The shortlist for the prize comprises three sweeping histories of major historical significance.
Fulbrook is in the running for Reckonings: Legacies of Nazi Persecution and the Quest for Justice (Oxford University Press) which explores both the lives of the victims and the perpetrators of the Holocaust.
Lovell competes with Maoism: A Global History (published in the UK by The Bodley Head and in the US by Knopf), investigating Mao’s impact on China and the world at a time when understanding where today’s China comes from is particularly crucial.
And Lepore is recognised for These Truths: A History of the United States (W W Norton), an ambitious American history, from Columbus to Trump, praised for coming to a well-known story "from completely new, original angles".
Each of the three historians, now vying for the $75,000 grand prize, will be awarded $10,000 as shortlistees.

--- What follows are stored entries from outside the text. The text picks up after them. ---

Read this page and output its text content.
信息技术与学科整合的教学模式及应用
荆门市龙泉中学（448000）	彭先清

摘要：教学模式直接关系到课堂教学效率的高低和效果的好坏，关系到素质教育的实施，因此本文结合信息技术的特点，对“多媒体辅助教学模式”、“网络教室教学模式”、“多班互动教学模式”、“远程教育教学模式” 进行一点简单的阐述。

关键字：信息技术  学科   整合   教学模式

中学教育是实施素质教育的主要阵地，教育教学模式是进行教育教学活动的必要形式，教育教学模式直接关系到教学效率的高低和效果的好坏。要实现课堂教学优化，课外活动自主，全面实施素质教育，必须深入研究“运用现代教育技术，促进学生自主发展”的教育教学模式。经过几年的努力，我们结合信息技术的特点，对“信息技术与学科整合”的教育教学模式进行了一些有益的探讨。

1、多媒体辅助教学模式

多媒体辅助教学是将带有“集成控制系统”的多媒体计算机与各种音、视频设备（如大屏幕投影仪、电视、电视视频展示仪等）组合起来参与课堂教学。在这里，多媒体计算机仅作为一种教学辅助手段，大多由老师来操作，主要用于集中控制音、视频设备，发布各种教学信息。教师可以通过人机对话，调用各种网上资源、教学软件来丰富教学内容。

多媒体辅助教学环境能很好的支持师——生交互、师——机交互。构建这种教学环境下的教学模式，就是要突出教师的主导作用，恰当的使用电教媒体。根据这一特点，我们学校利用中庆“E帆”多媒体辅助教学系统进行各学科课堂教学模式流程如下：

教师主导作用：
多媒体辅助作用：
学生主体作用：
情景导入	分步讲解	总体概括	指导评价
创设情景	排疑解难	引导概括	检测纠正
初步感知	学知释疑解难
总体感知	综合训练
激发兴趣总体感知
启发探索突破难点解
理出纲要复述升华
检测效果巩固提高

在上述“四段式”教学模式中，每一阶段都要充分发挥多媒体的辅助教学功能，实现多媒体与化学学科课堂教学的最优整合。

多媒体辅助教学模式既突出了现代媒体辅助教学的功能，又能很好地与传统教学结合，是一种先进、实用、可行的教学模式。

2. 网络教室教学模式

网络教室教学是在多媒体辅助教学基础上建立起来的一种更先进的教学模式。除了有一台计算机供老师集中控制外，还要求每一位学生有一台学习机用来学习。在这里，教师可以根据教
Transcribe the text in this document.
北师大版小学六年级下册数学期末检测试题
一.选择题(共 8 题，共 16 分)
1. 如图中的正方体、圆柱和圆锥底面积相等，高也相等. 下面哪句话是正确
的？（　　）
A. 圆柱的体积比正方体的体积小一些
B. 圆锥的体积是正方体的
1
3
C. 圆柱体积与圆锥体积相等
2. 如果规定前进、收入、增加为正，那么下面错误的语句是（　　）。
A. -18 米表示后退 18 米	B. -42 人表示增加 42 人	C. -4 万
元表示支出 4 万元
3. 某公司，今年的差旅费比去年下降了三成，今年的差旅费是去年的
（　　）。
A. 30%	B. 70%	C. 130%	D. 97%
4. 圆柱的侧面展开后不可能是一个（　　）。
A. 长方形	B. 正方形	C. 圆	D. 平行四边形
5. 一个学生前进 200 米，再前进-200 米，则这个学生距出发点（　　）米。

The winner's announcement will be made on 14th November at the Cundill History Prize Gala at the Montreal Museum of Fine Arts.
Historian Alan Taylor is chair of the prize jury, which also comprises Harvard professor Jane Kamensky, University College Dublin's professor of history Robert Gerwarth, Canadian author Charlotte Gray and the director of Oxford University’s China Centre Rana Mitter. Taylor ommented: "The finalists for the Cundill History Prize have written three exceptional works of history. Fulbrook’s Reckonings, Lepore’s These Truths, and Lovell’s Maoism are deeply researched and rich in insights. They take on difficult and ambitious topics with an impressive commitment to moral inquiry and humane values. Their literary quality will enable the authors to introduce new findings to a very broad readership."
Antonia Maioni, dean of the Faculty of Arts at McGill University, added: "Written by three outstanding women, these are sweeping histories of major historical significance, addressing political movements which radically shaped our past and are resurgent at a time of contemporary political upheaval. The three finalists are essential reading for everyone if we are to take lessons from the past which can help shape a stable, positive future. The Cundill History Prize honours each of these books and in doing so fulfils the vision of our founder Peter F Cundill in bringing great works of historical research to a global general readership."